Эта теория имеет любопытное следствие: люди, в течение столетий подчинявшиеся плохим приказам, неизбежно портятся. Здесь возникает тема «тиранических стран»: «если такой режим существовал в течении нескольких веков, то нравственностью порабощённого народа является самое гнусное раболепство. В Бирме и в Сиаме подчинение человека-животного безгранично. Каждый сиамец (…) величает себя почтительно «животным короля». Столь же очевиден для профессора и тот факт, что высокая нравственность есть прямое следствие хорошего правления, а не наоборот. То есть не «каждый народ достоин своего правительства», а «каков поп, таков и приход». Это сих пор актуально, так как рассуждения в духе Летурно о «русских генах», в которые-де «вбито рабство и тоталитаризм» довольно популярны. Правда, современная генетика в принципе отрицает тот наивный ламаркизм, из которого бессознательно исходил уважаемый профессор. Но популяризаторов это не смущает…

Дальше, дальше, дальше. Небрежно пролистывая разделы о браке и семье (живо напоминающие любимую лоханкинскую книгу), обратимся к разделу о собственности. Вопреки ожиданиям, профессор здесь осторожен и аккуратен. Во-первых, для него очевидно, что формы собственности могут быть различными, и – поразительно! – западноевропейская неограниченная частная собственность не может считаться идеалом развития. Так, обнаружив у тасманийских дикарей (по классификации профессора это одна из самых низших человеческих рас) частную собственность на землю, он делает вывод: «частная поземельная собственность никак не может считаться признаком передовой культуры». Перуанский социализм он описывает со сдержанным одобрением. Тут, кстати, появляется – единственный раз во всей книге – русская тема: славянский мiр, или община. Впрочем, профессор тут же вспоминает о германской и швейцарской марке. В конце раздела выясняется, что Летурно – мягкий социалист, выступающий за ограничение права наследования, владения землёй, и т. п. Очень тонким и правильным является понимание всех этих мер не как революции, а как реакционной меры: «Древняя общинная собственность погибла благодаря своему тираническому характеру, и мировая цивилизация развивалась в прямом отношении со степенью независимости, предоставленной личности; но такая независимость не должна вырождаться в наследственную привелегию. Реакция поэтому весьма вероятна. Эта реакция, относясь с должным уважением к личной собственности, медленно, рядом постепенных мероприятий, преобразует её в пожизненное пользование… Само собой разумеется, что такая реформа, в силу её радикального характера, может осуществиться только с крайней осторожностью». В общем, в римской формуле dominium est jus utendi et abutendi re sua (владение есть право пользования и злоупотребления своей вещью) ему решительно не нравится «злоупотребление». Для того, чтобы понять подобный настрой, следует держать в уме, что Летурно творил на излёте XIX века, – пожалуй, самого успешного в истории нашей цивилизации. Пар, электричество, железнодорожноее сообщение, осветительный газ, гигиена и санитария, и прочие достижения науки, обещали человечеству быстрое и прочное благосостояние. Ожидалось прекращение войн – как из-за прогресса гуманизма, так и по причине экономической невыгодности таковых. И, конечно, человечество, не отказываясь от рынка и частной собственности, перейдёт к какому-нибудь варианту социального государства. И наступит всеобщее благорастворение воздухов.

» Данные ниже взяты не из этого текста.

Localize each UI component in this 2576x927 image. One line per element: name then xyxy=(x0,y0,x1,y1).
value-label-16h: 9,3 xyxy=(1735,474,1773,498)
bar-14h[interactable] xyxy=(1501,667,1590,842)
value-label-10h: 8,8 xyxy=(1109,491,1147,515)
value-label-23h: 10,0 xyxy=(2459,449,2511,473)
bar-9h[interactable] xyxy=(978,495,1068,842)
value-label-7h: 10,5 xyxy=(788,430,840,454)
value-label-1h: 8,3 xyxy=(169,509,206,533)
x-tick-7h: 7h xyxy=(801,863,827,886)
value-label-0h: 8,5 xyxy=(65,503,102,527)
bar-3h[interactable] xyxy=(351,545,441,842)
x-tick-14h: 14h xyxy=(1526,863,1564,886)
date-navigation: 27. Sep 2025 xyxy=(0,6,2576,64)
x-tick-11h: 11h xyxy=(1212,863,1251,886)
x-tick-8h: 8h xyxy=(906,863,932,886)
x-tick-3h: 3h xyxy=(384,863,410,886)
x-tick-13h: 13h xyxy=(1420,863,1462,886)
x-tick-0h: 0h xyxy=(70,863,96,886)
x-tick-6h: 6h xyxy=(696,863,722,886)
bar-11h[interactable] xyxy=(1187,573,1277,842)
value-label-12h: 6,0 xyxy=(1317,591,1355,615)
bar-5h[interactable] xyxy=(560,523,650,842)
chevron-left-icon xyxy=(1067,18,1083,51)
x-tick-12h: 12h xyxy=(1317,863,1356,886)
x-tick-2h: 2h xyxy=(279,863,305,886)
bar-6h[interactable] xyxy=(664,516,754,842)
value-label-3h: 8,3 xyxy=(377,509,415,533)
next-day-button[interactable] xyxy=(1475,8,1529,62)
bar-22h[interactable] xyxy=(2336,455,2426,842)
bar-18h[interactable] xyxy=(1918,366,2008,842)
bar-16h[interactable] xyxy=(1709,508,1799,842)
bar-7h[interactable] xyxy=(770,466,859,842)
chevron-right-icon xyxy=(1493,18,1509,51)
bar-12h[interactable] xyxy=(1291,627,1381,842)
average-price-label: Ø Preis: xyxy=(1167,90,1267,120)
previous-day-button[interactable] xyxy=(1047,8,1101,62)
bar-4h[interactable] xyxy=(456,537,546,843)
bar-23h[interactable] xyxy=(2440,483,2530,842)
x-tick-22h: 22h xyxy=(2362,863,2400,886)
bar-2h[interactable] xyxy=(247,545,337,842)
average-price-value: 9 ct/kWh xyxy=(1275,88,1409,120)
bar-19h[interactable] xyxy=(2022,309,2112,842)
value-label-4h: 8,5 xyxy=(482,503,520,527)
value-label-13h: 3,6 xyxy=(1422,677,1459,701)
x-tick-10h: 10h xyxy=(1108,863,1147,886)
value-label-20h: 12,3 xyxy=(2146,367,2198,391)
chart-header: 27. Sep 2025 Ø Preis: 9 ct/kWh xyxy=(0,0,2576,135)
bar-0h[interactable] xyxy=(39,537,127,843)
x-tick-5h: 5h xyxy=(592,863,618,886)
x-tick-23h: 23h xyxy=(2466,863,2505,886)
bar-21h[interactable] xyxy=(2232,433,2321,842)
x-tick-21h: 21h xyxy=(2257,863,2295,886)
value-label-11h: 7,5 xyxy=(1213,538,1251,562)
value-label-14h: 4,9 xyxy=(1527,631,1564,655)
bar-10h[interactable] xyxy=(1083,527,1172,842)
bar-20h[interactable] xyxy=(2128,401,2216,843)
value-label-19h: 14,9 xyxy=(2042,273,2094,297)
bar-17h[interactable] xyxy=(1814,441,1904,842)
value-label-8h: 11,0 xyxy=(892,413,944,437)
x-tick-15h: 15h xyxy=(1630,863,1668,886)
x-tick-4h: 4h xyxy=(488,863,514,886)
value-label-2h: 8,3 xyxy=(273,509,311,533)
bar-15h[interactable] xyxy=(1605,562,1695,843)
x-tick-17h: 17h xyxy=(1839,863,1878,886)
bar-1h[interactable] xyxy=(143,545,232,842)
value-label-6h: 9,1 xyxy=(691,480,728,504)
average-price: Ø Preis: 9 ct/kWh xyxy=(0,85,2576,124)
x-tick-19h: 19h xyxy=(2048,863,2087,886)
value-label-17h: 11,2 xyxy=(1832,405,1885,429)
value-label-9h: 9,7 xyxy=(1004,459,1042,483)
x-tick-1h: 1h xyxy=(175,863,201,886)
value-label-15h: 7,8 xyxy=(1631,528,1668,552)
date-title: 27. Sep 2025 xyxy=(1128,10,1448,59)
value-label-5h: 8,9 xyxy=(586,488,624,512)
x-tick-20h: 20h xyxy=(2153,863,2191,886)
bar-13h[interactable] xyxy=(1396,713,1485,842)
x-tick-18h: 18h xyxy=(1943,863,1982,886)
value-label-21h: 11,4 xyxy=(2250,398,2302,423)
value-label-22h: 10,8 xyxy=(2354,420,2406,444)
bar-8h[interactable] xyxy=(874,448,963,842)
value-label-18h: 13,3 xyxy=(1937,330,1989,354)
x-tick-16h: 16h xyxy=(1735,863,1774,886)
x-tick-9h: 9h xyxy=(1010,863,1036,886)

Как известно, ничего подобного не случилось. Двадцатый век оказался даже не железным, как жаловался поэт, а свинцовым. И одной из причин к тому оказалось одно маленькое допущеньице, очень естественное, но всё же неверное. Трещинка прошла через самое основание – и всё рухнуло.

XIX век замкнул галерею образов «Другого» Дикарём. При этом, что интересно, дикарям инкриминировалось разнообразие: обычаи Меланезии, Бирмы, Индии, Тибета, и так далее, бесконечно варьируются. Для парижского профессора очевидно, что именно это разнообразие и является первейшим признаком дикости: обычаи и образ мысли цивилизованных людей одинаковы, и в принципе сводимы к обычаям и мыслям людей его круга. Разумеется, между лондонским и парижским профессором есть известная разница: у англичанина есть пара смешных привычек, которые отсутствуют у француза. Но это, В принципе всего лишь вопрос времени. Низшее разнится, высшее приходит в ту единственно возможную форму – форму научного знания, – в которой оно только и может существовать. А научное знание на то и научное знание, что оно едино и неделимо. И, очевидно, это и есть та последняя правда, на которой все и успокоятся.

Правда, в предпоследнем предложении своей книги Летурно вспоминает, что «дробление механической работы (то есть разделение труда – К.К.) является одним из самых вредных условий для общего развития ума, и благодаря ему, образовался всё более и более разрастающийся класс… париев, у которых вовсе нет времени ни думать, ни учиться». Это, очевидно, намёк на пролетариат, от которого, предупрежденные бородатым немецким экономистом, ждали каких-нибудь неприятностей. Но опять же: опасность видели именно в откате в «дикость». Никто и не предполагал, что раскол в среде самих интеллектуалов не уменьшится, а увеличится. И что XX век породит новый образ Другого, а именно титаническую фигуру Инакомыслящего. То есть человека, вполне свободно владеющего «всем багажом человеческого опыта», но использующего его не так, как те, которые ему этот опыт передали.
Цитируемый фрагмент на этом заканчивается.